Tuesday, June 07, 2005

Balm in Gilead




In Poe’s “The Raven”, his miserable narrator, tormented by a mocking black bird/demon cries out, “Is there no balm in Gilead ?” This was the land of the Bible that possessed the metaphorical salve to comfort the suffering Israelites. The poem's speaker feels no relief from the grief over the loss of Lenore, his love. His grim feelings are echoed in a religiously spiritual way in Gilead, a new novel by Marilynne Robinson, written twenty-five years after her first, Housekeeping. Her new novel is pervaded with authentic religious sensibility, expressed in severe but beautifully done prose. Believers and non-believers would do well to read this book to gain understanding of the complexity, value and truth found in the spiritual path.

Her narrator is John Ames, apparently dying of heart disease at the age of seventy-six, who writes an extended letter to his distant seven year old son in an attempt to explain his life and the lives of his family. Ames is a minister, definitely a man of God, as was his grandfather, who lost an eye to the struggles against slavery during the Civil War.

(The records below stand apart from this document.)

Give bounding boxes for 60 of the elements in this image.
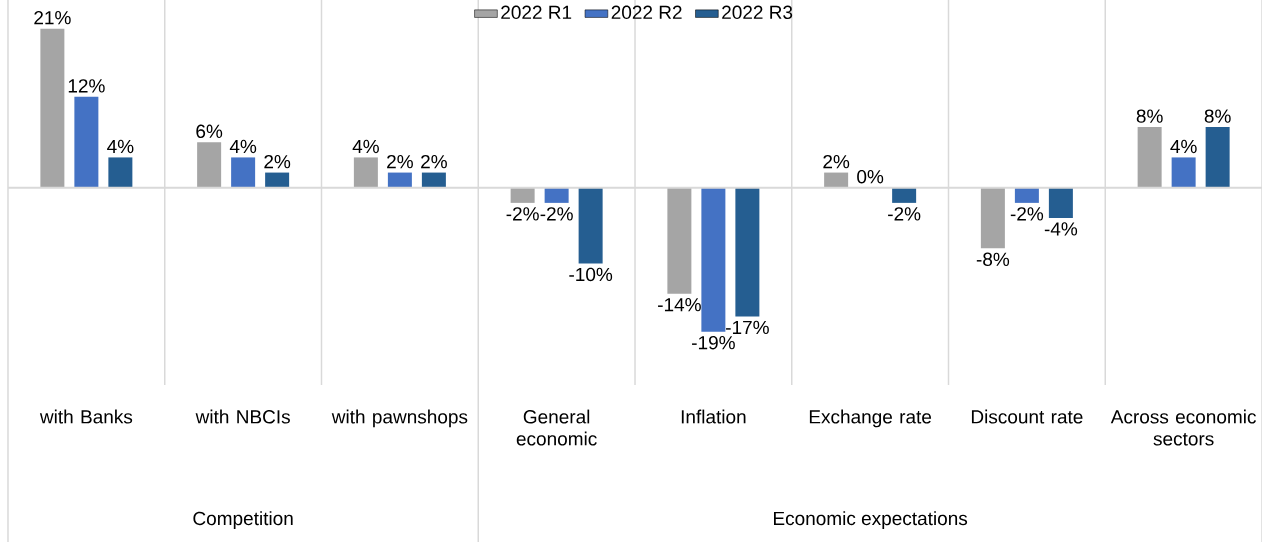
bar [74,96,99,188]
x-tick-label: Discount rate [971,409,1083,424]
bar [197,142,222,188]
data-label: 2% [823,154,850,169]
legend-label: 2022 R1 [501,5,572,20]
data-label: 0% [857,169,884,184]
data-label: -14% [658,298,701,312]
bar [353,157,378,188]
bar [1137,127,1162,188]
x-tick-label: Exchange rate [809,409,932,428]
data-label: -2% [506,207,539,221]
data-label: -2% [540,207,573,221]
data-label: -8% [976,252,1010,267]
bar [701,187,726,332]
x-tick-label: Across economic sectors [1110,409,1256,446]
x-tick-label: Inflation [681,409,746,424]
data-label: 8% [1136,109,1163,123]
legend-label: 2022 R2 [611,5,682,20]
data-label: -4% [1044,222,1078,236]
bar [1048,187,1073,219]
bar [108,157,133,188]
data-label: -2% [888,207,921,221]
bar [980,187,1005,249]
x-tick-label: General economic [516,409,597,446]
legend-label: 2022 R3 [722,5,793,20]
data-label: 4% [229,139,257,154]
data-label: 2% [387,154,413,169]
bar [231,157,256,188]
data-label: -19% [692,335,735,350]
data-label: 8% [1204,109,1231,123]
bar [510,187,535,203]
bar [40,28,65,188]
bar [578,187,603,264]
data-label: 21% [34,10,71,25]
data-label: -2% [1010,207,1044,221]
data-label: 6% [196,124,223,139]
bar [667,187,692,294]
data-label: 2% [264,154,291,169]
bar [387,172,412,188]
bar [265,172,290,188]
data-label: -17% [726,320,769,335]
bar [1014,187,1039,203]
data-label: 2% [421,154,447,169]
data-label: 4% [1170,139,1197,154]
x-tick-label: with Banks [39,409,133,424]
x-tick-label: with pawnshops [331,409,468,428]
bar [892,187,917,203]
data-label: 4% [107,139,134,154]
bar [421,172,446,188]
data-label: -10% [569,267,613,282]
text: Economic expectations [774,511,968,529]
bar [1205,127,1230,188]
data-label: 12% [68,79,105,93]
bar [544,187,569,203]
data-label: 4% [352,139,379,154]
bar [824,172,849,188]
bar [735,187,760,317]
bar [1171,157,1196,188]
x-tick-label: with NBCIs [195,409,290,424]
text: Competition [193,511,293,529]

Throughout the story, which covers about one hundred years of family history, Ames strongly portrays the spiritual composition, or lack of it, in all those he encounters.

Ames is a Calvinist, as is Robinson, a religious following now generally thought to be too strict and repressive for the modern day. But Ames, although often unyielding, leaves the judgments to his God, and tries be as gentle as he can be. He tries to be forgiving, since he admits he has much to be forgiven for himself. In doing so, the wisdom of his faith is self-evident. Robinson finds in her narrator John Ames a few answers but more questions about spiritual concerns in Gilead, Iowa. This work is so excellent it will undoubtedly be shortlisted for the literary awards of the coming season.